In the expenditure cycle, the area that most benefits from supervision are the receiving department. Large quantities of valuable assets flow through this area on their way to the warehouse. Close supervision here reduces the chances of two types of exposure: (1) failure to properly inspect the assets and (2) the theft of assets.

Accounting Records

The control objective of accounting records is to maintain an audit trail adequate for tracing a transaction from its source document to the financial statements. The expenditure cycle employs the following accounting records: AP subsidiary ledger, voucher register, check register, and general ledger.

The auditor’s concern in the expenditure cycle is that obligations may be materially understated on financial statements because of unrecorded transactions. This is a normal occurrence at year-end closing simply because some supplier invoices do not arrive in time to record the liabilities.

This also happens, however, as an attempt to intentionally misstate financial information. Hence, in addition to the routine accounting records, expenditure cycle systems must be designed to provide supporting information, such as the purchase requisition file, the PO file, and the receiving report file.

By reviewing these peripheral files, auditors may obtain evidence of inventory purchases that have not been recorded as liabilities.

Access Controls

Direct Access: In the expenditure cycle, a firm must control access to physical assets such as cash and inventory. These control concerns are essentially the same as in the revenue cycle. Direct access controls include locks, alarms, and restricted access to areas that contain inventories and cash.

Indirect Access: A firm must limit access to documents that control its physical assets. For example, an individual with access to purchase requisitions, purchase orders, and receiving reports has the ingredients to construct a fraudulent purchase transaction. With the proper supporting documents, a fraudulent transaction can be made to look legitimate to the system and could be paid.

Independent Verification

Independent Verification by Accounts Payable: The AP function plays a vital role in the verification of the work others in this system have done. Copies of key source documents flow into this department for review and comparison.

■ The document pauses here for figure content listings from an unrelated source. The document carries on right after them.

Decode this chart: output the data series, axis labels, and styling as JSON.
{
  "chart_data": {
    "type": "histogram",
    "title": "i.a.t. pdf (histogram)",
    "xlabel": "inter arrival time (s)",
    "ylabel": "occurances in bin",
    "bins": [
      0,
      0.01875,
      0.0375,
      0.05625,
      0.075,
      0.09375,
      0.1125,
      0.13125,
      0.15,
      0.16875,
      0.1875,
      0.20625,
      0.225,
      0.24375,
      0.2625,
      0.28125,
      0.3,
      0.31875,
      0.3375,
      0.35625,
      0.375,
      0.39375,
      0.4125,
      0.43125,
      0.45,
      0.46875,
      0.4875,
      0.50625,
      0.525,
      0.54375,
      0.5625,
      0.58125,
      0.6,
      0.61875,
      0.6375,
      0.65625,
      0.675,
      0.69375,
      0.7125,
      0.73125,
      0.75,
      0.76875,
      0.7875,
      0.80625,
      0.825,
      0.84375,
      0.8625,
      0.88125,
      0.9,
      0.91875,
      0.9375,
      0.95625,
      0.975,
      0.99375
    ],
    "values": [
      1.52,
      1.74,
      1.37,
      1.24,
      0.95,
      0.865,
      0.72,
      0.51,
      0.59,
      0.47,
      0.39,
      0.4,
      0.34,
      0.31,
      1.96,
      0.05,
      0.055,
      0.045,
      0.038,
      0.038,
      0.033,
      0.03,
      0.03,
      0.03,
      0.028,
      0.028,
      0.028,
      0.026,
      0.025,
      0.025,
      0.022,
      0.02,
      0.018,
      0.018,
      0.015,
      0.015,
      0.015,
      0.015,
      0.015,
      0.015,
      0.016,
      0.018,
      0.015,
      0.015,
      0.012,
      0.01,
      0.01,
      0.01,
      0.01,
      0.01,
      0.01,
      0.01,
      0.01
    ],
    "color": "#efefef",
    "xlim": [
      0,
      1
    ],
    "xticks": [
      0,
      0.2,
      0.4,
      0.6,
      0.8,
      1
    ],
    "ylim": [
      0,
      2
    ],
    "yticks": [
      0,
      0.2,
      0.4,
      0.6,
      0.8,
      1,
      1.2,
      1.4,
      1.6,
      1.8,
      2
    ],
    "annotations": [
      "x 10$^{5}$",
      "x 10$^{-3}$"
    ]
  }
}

Each document contains unique facts about the purchase transaction, which the AP clerk must reconcile before the firm recognizes an obligation. These include:

  1. The PO, which shows that the purchasing agent ordered only the needed inventories from a valid vendor.3 This document should reconcile with the purchase requisition.

  2. The receiving report, which is evidence of the physical receipt of the goods, their condition, and the quantities received. The reconciliation of this document with the PO signifies that the organization has a legitimate obligation.

  3. The supplier’s invoice, which provides the financial information needed to record the obligation as an account payable. The AP clerk verifies that the prices on the invoice are reasonable compared with the expected prices on the PO.

Independent Verification by the General Ledger Department: The general ledger function provides an important independent verification in the system. It receives journal vouchers and summary reports from inventory control, AP, and cash disbursements.

From these sources, the general ledger function verifies that the total obligations recorded equal the total inventories received and that the total reductions in AP equal the total disbursements of cash.